1. Information Protection

Bevor du Daten schützen kannst, musst du wissen, was sie sind. Ist es der Speiseplan der Kantine oder die Patentanmeldung für 2026?

Das Kernstück von Information Protection sind die Sensitivity Labels (Vertraulichkeitsbezeichnungen). Sie fungieren als digitaler Stempel, der am Dokument klebt und Verschlüsselung sowie Zugriffsrechte durchsetzt – auch wenn die Datei das Unternehmen verlässt.

Grundlagen & Architektur
Wie baust du ein Label-Konzept auf, das Nutzer verstehen? Welche Verschlüsselungseinstellungen sind sinnvoll? Dieser Artikel führt dich durch die Strategie und die manuelle Einrichtung.

👉Sensitivity Labels: Architektur & Praxis-Guide

Automatisierung (Auto-Labeling)
Verlass dich nicht auf deine Nutzer / Mitarbeiter. Lerne, wie Purview Inhalte automatisch erkennt und das passende Schutz-Label setzt, und ohne dass der Mitarbeiter einen Finger rühren muss.

👉 Sensitivity Labels: Automatisierte Anwendung

Der Schutz vor dem versehentlichen "Senden".

Klassifizierung ist der erste Schritt, Verhinderung der zweite. Mit Data Loss Prevention (DLP) erstellst du Richtlinien, die Alarm schlagen oder Blockaden errichten, wenn sensible Daten (basierend auf deinen Labels!) die Sicherheitszone verlassen wollen – sei es per E-Mail, Teams-Chat oder Upload auf einen USB-Stick.

3. Data Lifecycle Management

Nicht alles muss für die Ewigkeit gespeichert werden.

Datenschutz bedeutet auch Datensparsamkeit. Mit Retention Policies (Aufbewahrungsrichtlinien) steuerst du den Lebenszyklus deiner Daten. Du stellst sicher, dass gesetzliche Aufbewahrungsfristen (z. B. 10 Jahre für Rechnungen) eingehalten werden und dass triviale Daten (alte Chats) automatisch gelöscht werden, um das Haftungsrisiko zu minimieren.

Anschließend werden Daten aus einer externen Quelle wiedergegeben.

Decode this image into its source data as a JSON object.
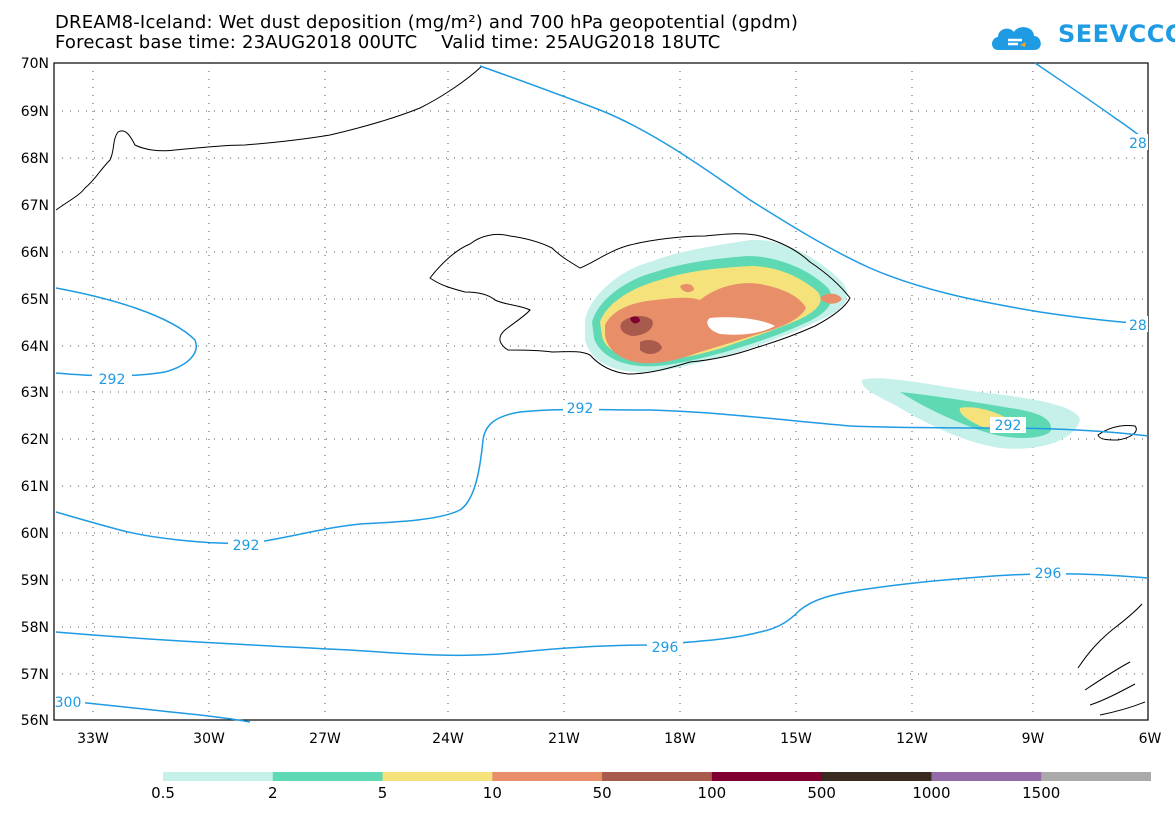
{
  "title_line1": "DREAM8-Iceland: Wet dust deposition (mg/m²) and 700 hPa geopotential (gpdm)",
  "title_line2": "Forecast base time: 23AUG2018 00UTC    Valid time: 25AUG2018 18UTC",
  "logo_text": "SEEVCCC",
  "lat_labels": [
    "70N",
    "69N",
    "68N",
    "67N",
    "66N",
    "65N",
    "64N",
    "63N",
    "62N",
    "61N",
    "60N",
    "59N",
    "58N",
    "57N",
    "56N"
  ],
  "lon_labels": [
    "33W",
    "30W",
    "27W",
    "24W",
    "21W",
    "18W",
    "15W",
    "12W",
    "9W",
    "6W"
  ],
  "contour_labels": [
    "292",
    "292",
    "292",
    "292",
    "296",
    "296",
    "300",
    "28",
    "28"
  ],
  "colorbar": {
    "labels": [
      "0.5",
      "2",
      "5",
      "10",
      "50",
      "100",
      "500",
      "1000",
      "1500"
    ],
    "colors": [
      "#c6f1ea",
      "#5ed9b4",
      "#f5e27b",
      "#e88f6a",
      "#a85a4c",
      "#800030",
      "#3a2a20",
      "#946aa8",
      "#aaaaaa"
    ]
  },
  "chart_data": {
    "type": "heatmap",
    "title": "DREAM8-Iceland: Wet dust deposition (mg/m²) and 700 hPa geopotential (gpdm)",
    "xlabel": "",
    "ylabel": "",
    "xlim": [
      "33W",
      "6W"
    ],
    "ylim": [
      "56N",
      "70N"
    ],
    "grid": true,
    "contour_levels_gpdm": [
      292,
      296,
      300
    ],
    "color_levels_mg_m2": [
      0.5,
      2,
      5,
      10,
      50,
      100,
      500,
      1000,
      1500
    ]
  }
}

Finden ist gut, Beweissicherung ist besser.

Wenn die Rechtsabteilung anklopft oder eine DSGVO-Auskunft ansteht, musst du quer über alle Dienste suchen können. Doch Vorsicht: Es gibt einen entscheidenden Unterschied zwischen operativer Suche und rechtssicherer Aufbewahrung.

  • eDiscovery: Der Prozess für echte Rechtsfälle. Mit Legal Hold „frierst“ du Daten ein, sodass sie im Hintergrund beweissicher gespeichert bleiben – selbst wenn der Nutzer sie löscht.
  • Content Search (Inhaltssuche): Dein Tool für Ad-hoc-Anfragen (z. B. „Hat User X die Datei noch?“). Schnell, aber ohne Schutz vor Löschung.

Lerne den Unterschied und die Profi-Suchsprache (KQL) in unserem Detail-Artikel kennen:
👉 Microsoft Purview | eDiscovery & Content Search (Inhaltssuche)

Fazit: Datenschutz ist ein Prozess

Microsoft Purview ist mächtig, kann aber schnell überwältigend wirken. Unsere Empfehlung: Starte mit der Information Protection. Definiere deine Labels (siehe Guide 1) und beginne mit der Klassifizierung. Erst wenn du weißt, wo deine kritischen Daten liegen, können DLP und Lifecycle-Regeln effektiv greifen.